Lemme’ guess. Your management asks you to measure your performance. This is a push from management textbooks everywhere. Quality programs, Six Sigma… they’re all about measuring what you do and finding ways to improve efficiency.
With contracts, measurement is both easy and tricky at the same time. It’s easy because there are a lot of numbers to keep track of. The number of contracts, the number of renewals, the sum of all money spent in a given time period, etc. It’s hard because the things that really matter: quality of the deal, risk allocation measures, actual cost savings, etc, are more difficult to put a number on. Or, perhaps you’re trying to measure contract professional performance – how many of a particular term they got included in their contracts, the number of times they’ve started from your template forms (remember, you’re ALWAYS starting from YOUR templates, right?).

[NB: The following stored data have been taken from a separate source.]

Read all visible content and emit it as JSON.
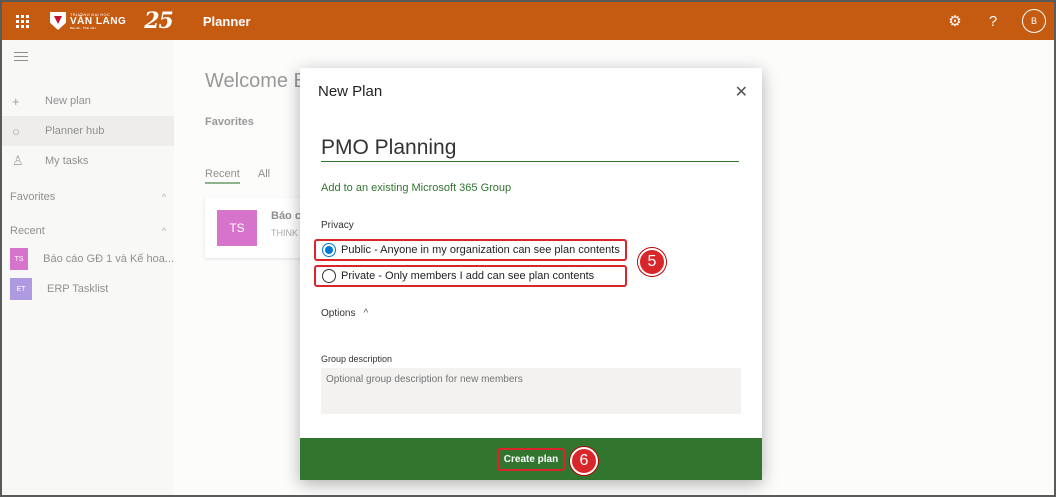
{
  "topbar": {
    "logo_small": "TRƯỜNG ĐẠI HỌC",
    "logo_big": "VĂN LANG",
    "logo_tag": "Bảo tồn · Phát triển",
    "anniversary": "25",
    "app_name": "Planner",
    "settings_icon": "⚙",
    "help_icon": "?",
    "avatar_initial": "B"
  },
  "sidebar": {
    "nav": [
      {
        "icon": "+",
        "label": "New plan"
      },
      {
        "icon": "○",
        "label": "Planner hub"
      },
      {
        "icon": "♙",
        "label": "My tasks"
      }
    ],
    "favorites_label": "Favorites",
    "recent_label": "Recent",
    "chevron": "^",
    "recent": [
      {
        "badge": "TS",
        "label": "Báo cáo GĐ 1 và Kế hoa...",
        "color": "#b4009e"
      },
      {
        "badge": "ET",
        "label": "ERP Tasklist",
        "color": "#6b47c9"
      }
    ]
  },
  "main": {
    "welcome": "Welcome B",
    "favorites": "Favorites",
    "tabs": [
      "Recent",
      "All"
    ],
    "card": {
      "badge": "TS",
      "title": "Báo cá",
      "subtitle": "THINK"
    }
  },
  "dialog": {
    "title": "New Plan",
    "close": "✕",
    "plan_name": "PMO Planning",
    "add_group": "Add to an existing Microsoft 365 Group",
    "privacy_label": "Privacy",
    "public": "Public - Anyone in my organization can see plan contents",
    "private": "Private - Only members I add can see plan contents",
    "options": "Options",
    "options_chevron": "^",
    "group_desc_label": "Group description",
    "group_desc_placeholder": "Optional group description for new members",
    "create": "Create plan"
  },
  "steps": {
    "five": "5",
    "six": "6"
  },
  "colors": {
    "brand": "#c55a11",
    "accent": "#31752f",
    "highlight": "#d9262b",
    "radio": "#0078d4"
  }
}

But are simple counts of these things a true measure of success, top quality performance, etc? Or are they simply the easy things to measure to placate your management?
I’m not going to tell you what to measure, at least not yet (Symetrisk will do it for you soon). But I want you to think about what you’re measuring and how your going to do the measurement itself. Do the metrics matter? Do you have the ability to make real inferences (not correlations – you won’t have that kind of data) from what you’ve gathered?
If the answer is no, it’s time to re-think your metrics.